К ним подошла согнутая в дугу старуха с берестяным лукошком, прикрытым чистой тряпицей.
— Слышь-ко, беженец, — сказала она, с трудом заглядывая в лицо Вениамину Александровичу.
— Здорово, тетка Дуня! — сказал ей Тихонов.
— Здравствуй, Степушка. Слышь-ко, беженец, возьми-ка у меня десяток яиц. Свежие, прямо с-под куры.
— А зачем мне? Я у хозяйки столуюсь.
— Ну и что, — сказал Тихонов, — сгодятся и эти. А тебе куда деньги-то? — спросил он старуху.
— Ой, Степушка, да рази им места не найдется.
— Это ты верно. Хотя, говорят, при коммунизме их и не будет. Так, товарищ геолог?
— Хорошо, я возьму, только больше не приносите.
— А ягоду? Земляника у меня. Скоро пора подоспеет, как не принести. Принесу. — Тетка Авдотья завязала рубль в угол платка. — А ты переложи яйца-то, а лукошко мне отдай.
— Так ты и отдай хозяйке, — сказал Вениамин Александрович.
— Нет уж, знаю я твою Лизавету. Неси сам.
Вениамин Александрович понес сам.
— Вот яйца купил, — сказал он Елизавете. — Надо освободить лукошко.
— Ну и освобождай, коли купил, — неодобрительно кинув взгляд на лукошко, сказала Елизавета.
— А почему так сердито?
— А как же еще прикажете? Или мои яйца тебе не по вкусу пришлись?
— Да нет, просто как-то неудобно было отказаться.
— Неудобно, — с лязгом переставляя кастрюлю на плите, сердито сказала Елизавета. — А чего про меня скажут? Что, мол, постояльца голодом морю.
— Ну кто так скажет?
— Да та же Авдотья и скажет! А мне чего тогда говорить?
— Ну, извини, не предусмотрел такого поворота. Не сердись.
— Была нужда сердиться. По мне хоть и молоко бери у нее, только уж тогда и съезжай к ней.
— Да ты что? Я просто не мог отказать ей, уж больно она несчастная.
— Будешь несчастная, коли без отца-матери двоих внучат подымает.
— Ну вот, а ты меня коришь.
— Чего мне тебя корить? Кто ты мне? Ни сват, ни брат.
— Ну-ну, ладно, ведь я пожалел ее, и все. А где же отец, мать ребятишек?
— Зять нафулиганил, в тюрьме сидит. А дочка прошлой зимой померла. Вот Авдотья и мыкается. Да еще и хворая. А была куда тебе! После войны в одной упряжке со мной ходила. Загоняла меня.
— Как — в одной упряжке?
— А лошадей не было, так на себе пахали. Ревматизма у ней. Сначала лютиком лечилась. Приложит к больному месту, во какой пузырь вздует. Помогало. Ну, а теперь у ней кожа старая, так и лютик не помогает. Ну, чего стоишь, выкладай на подоконник, да неси лукошко-то. Поди ждет человек.
Вениамин Александрович усмешливо качнул головой на такое к себе обращение и пошел к тетке Авдотье. В сенях он встретился с высокой девушкой в легком плащике, в резиновых сапожках.
— Вот, пожалуйста, — отдал Вениамин Александрович лукошко старухе.
— Так я тебе принесу, принесу ягод-то, — пообещала тетка Дуня.
— Нет-нет, вы уж с моей хозяйкой договаривайтесь. Если она возьмет, не возражаю, но только с ней.

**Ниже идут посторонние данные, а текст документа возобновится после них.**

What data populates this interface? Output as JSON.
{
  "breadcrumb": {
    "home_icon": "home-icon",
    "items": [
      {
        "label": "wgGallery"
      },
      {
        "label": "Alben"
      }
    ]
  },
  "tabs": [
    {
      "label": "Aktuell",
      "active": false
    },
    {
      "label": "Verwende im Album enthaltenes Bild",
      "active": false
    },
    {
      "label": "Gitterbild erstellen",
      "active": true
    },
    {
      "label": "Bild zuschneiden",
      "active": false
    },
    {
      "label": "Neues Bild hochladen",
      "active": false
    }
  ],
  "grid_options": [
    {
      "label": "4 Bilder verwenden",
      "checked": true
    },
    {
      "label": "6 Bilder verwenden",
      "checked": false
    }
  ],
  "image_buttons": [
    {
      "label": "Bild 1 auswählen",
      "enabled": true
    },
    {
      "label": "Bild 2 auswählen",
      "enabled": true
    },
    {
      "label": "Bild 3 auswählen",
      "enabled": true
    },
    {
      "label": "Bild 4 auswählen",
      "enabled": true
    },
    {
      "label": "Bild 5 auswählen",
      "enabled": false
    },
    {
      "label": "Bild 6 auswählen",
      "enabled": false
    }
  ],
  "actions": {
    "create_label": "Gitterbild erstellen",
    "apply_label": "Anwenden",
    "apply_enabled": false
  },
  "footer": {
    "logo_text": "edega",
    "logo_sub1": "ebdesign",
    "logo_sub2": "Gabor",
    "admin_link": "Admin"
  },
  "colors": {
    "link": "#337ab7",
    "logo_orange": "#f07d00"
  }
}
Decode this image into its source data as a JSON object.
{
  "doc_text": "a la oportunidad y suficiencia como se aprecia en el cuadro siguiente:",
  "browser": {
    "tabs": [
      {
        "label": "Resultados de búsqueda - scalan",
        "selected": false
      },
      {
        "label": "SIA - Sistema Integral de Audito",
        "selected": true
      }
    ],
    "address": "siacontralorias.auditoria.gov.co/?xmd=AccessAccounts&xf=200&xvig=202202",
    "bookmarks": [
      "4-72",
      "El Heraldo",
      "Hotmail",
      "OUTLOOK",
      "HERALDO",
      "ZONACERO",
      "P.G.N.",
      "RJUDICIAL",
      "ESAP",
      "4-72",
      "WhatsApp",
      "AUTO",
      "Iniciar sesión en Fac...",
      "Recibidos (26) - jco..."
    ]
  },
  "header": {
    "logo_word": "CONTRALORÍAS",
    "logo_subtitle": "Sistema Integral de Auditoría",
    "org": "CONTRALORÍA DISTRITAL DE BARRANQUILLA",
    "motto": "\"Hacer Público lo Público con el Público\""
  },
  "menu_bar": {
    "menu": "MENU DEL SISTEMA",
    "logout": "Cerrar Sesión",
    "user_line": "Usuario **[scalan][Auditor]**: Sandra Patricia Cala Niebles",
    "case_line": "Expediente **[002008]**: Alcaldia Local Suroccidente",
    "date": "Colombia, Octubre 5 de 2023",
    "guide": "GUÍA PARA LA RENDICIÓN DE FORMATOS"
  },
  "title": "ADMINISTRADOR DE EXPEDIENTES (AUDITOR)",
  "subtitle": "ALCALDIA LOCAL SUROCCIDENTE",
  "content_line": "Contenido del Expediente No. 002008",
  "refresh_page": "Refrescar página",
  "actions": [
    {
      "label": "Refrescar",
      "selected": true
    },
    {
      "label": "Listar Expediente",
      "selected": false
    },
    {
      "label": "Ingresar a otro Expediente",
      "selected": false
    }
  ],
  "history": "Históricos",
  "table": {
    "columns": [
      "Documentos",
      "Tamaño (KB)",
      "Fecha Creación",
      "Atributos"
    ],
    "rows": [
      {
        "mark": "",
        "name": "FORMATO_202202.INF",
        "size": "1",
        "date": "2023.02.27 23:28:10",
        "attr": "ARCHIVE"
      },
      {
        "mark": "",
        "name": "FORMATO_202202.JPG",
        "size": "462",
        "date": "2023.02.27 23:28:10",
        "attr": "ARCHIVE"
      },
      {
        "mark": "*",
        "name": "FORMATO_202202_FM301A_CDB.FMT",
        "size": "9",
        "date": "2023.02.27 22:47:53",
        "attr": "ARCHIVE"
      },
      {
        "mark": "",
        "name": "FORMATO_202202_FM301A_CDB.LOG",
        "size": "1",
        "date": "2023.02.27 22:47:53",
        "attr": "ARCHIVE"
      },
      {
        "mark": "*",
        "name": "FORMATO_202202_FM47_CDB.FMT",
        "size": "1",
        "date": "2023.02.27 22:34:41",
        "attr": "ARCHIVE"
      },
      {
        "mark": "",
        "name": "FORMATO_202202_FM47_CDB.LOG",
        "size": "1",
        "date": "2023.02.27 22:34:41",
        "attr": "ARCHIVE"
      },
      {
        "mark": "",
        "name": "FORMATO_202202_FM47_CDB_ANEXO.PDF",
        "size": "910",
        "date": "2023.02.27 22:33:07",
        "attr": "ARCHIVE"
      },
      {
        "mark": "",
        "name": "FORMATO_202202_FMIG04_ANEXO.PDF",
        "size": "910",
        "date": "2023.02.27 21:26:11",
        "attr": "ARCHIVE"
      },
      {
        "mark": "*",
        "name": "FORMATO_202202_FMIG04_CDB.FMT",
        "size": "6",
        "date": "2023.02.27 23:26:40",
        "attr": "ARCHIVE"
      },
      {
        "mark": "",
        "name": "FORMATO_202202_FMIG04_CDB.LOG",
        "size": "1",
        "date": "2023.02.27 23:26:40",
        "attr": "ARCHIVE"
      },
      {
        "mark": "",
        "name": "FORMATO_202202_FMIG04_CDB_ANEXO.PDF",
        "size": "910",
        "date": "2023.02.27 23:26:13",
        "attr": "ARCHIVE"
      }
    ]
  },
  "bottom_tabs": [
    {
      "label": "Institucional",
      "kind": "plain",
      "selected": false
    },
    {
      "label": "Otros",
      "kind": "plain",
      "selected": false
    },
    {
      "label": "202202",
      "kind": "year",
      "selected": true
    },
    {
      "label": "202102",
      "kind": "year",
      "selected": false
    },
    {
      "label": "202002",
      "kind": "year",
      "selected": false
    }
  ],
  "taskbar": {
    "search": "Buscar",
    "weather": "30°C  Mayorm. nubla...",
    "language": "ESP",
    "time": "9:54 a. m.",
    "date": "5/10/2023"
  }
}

— Во как Лизка приструнила беженца, — всплеснула шутливо руками тетка Дуня, — вот так бы вас всех, мужиков, надо.
— Окромя меня, — затаптывая окурок, сказал Степан Тихонов, — я сознательный. А ты с чего взяла, что данный товарищ — беженец?
— А как же не беженец, если к нам бобылем прискакал. Знать, дома своего нету, — ответила тетка Дуня.
— Аргумент. Хоть в КВН тебя, тетка Дуня. Но, однако, сам стоишь и дело стоит. Покудова.
— Так я принесу, — еще раз пообещала тетка Дуня, — а Лизку не слушай. Кто она тебе, чтобы слушать? Своей головой живи.
Вениамин Александрович вернулся к себе.
Елизавета с девушкой сидели в кухне. На постояльца они и внимания не обратили, продолжали свой разговор, громко, не стесняясь.
— Так когда же он свадьбу-то намечает? — заинтересованно спросила Елизавета.
— А он и не думает, — ответила девушка.
Из окна падал на нее ровный свет, от которого не бывает теней. Лицо у девушки было, как говорят, точеное, с большими глазами, чуть вздернутым носом и ровной строчкой белых зубов.
«Недурна, недурна», — отметил про себя Вениамин Александрович, проходя в свою комнату.
— Эх, Танька, Танька, — пожалела Елизавета, — хорошая ты девка, всем удалась, а только характеру у тебя нету. Мужика, а особо парня, надо в руках держать. Чтоб как телок за тобой ходил.
— А зачем мне телок?
— Это к слову. Но к слову верному, чтоб самой телкой не быть.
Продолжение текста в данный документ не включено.